If the mortgage term has expired, you can redeem your mortgage. Of course, there’s always the question of money. More on that in a moment.
If the mortgage term has not expired, you may be able to redeem your mortgage. It will depend on the prepayment terms of the mortgage. For example, there may be a penalty to pay out the mortgage early.
To redeem your mortgage, you must pay the principal amount owed, interest and legal costs. Depending on the terms of the mortgage, you may also have to pay any property tax arrears.
As well, there may be other charges registered against the property that you will need to pay out. These include other mortgages, liens, or court judgments registered against the property.
In general, there are two ways to get the money to redeem your mortgage:
- get a loan from another lender (this is also called “refinancing”), or
- sell your property.
These options are discussed next.
Option 3. Refinance your mortgage
If you want to redeem your mortgage, you will need money to pay off your whole mortgage. One option is to borrow the money from another lender, giving the new lender a mortgage on the property.

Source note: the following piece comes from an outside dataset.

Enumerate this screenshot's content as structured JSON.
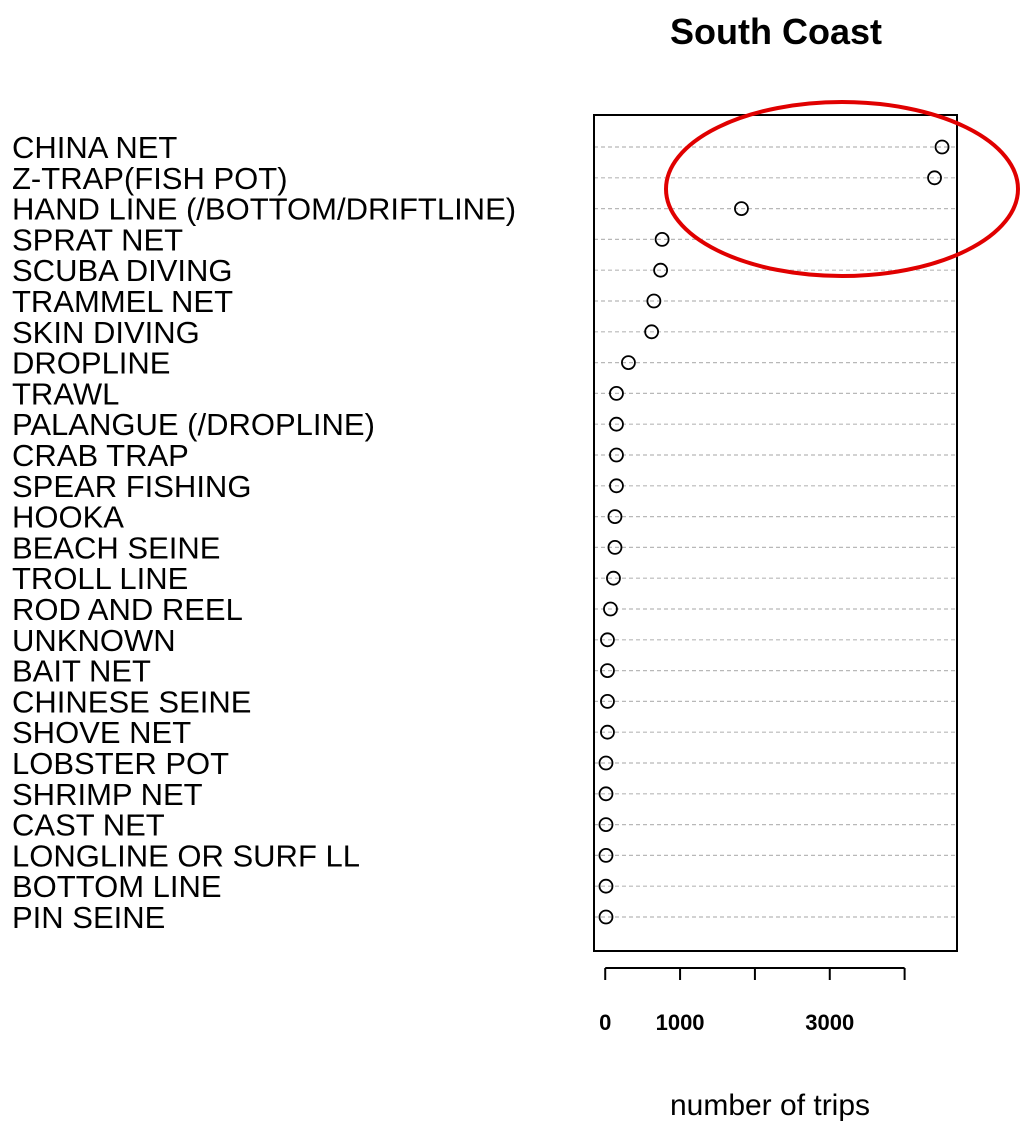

The new mortgage has to be enough to pay the other mortgage plus any arrears and costs that you owe. For example, you will likely be responsible for the first lender’s legal costs.
Where can you find a lender willing to give you a new mortgage to pay off an existing mortgage? A mortgage broker may be able to help you with this. Be cautious of any offers of help you didn’t request.

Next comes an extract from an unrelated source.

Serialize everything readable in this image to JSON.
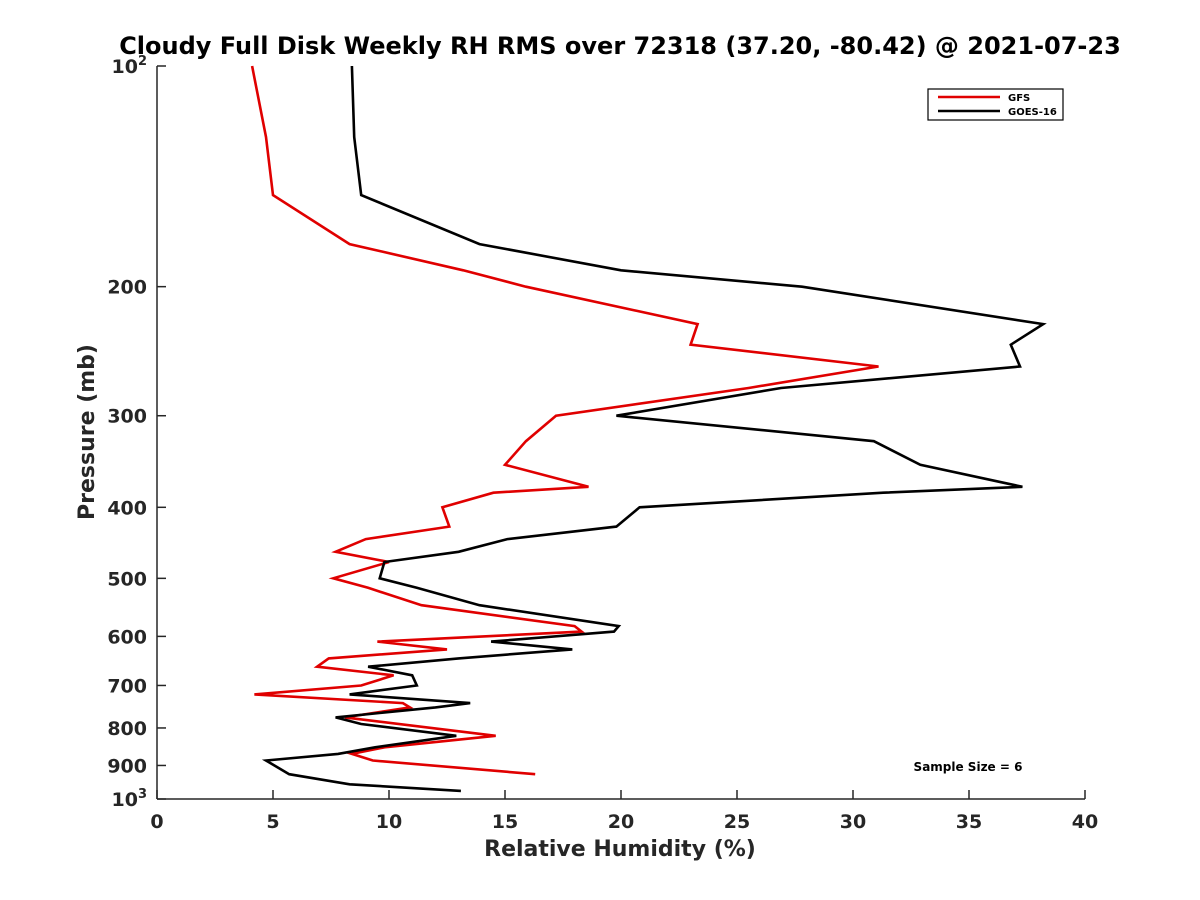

If you’re concerned about the terms of a new mortgage, have someone else look over the contract. Consider getting independent legal advice. Be cautious if the terms seem too good to be true. Take your time before signing the mortgage documents.
Option 4. Sell your home
If you want to redeem your mortgage, you may decide to sell your home right away to pay the lender. This may be a good option if:
- you can’t reinstate your mortgage
- your home is in good condition and can be sold
- your home is worth at least as much as you need to redeem the mortgage
- you don’t want, or can’t get, a new mortgage
This is also a good option if you have equity in your home. Equity refers to any money that would be left for you after you pay:
- the amount owing on the mortgage, including interest
- any other debts owing on the property (such as any property taxes or any court judgments registered against the property)
Option 5. Do nothing
If you don’t reinstate or redeem your mortgage, your lender can start foreclosure proceedings. Usually, this happens after you’ve missed three months of payments. But it can happen sooner. Learn what’s involved if you’re facing foreclosure.
Be aware that in foreclosure proceedings, the court may order your home to be sold. If you don’t take part in the proceedings, you may get little or no notice that you have to move.
As well, if the money from the sale doesn’t pay all the mortgage debt, your lender will have an enforceable judgment (court order) made against you for the shortfall (the remaining amount of the debt). The lender can try to collect this from you for up to 10 years.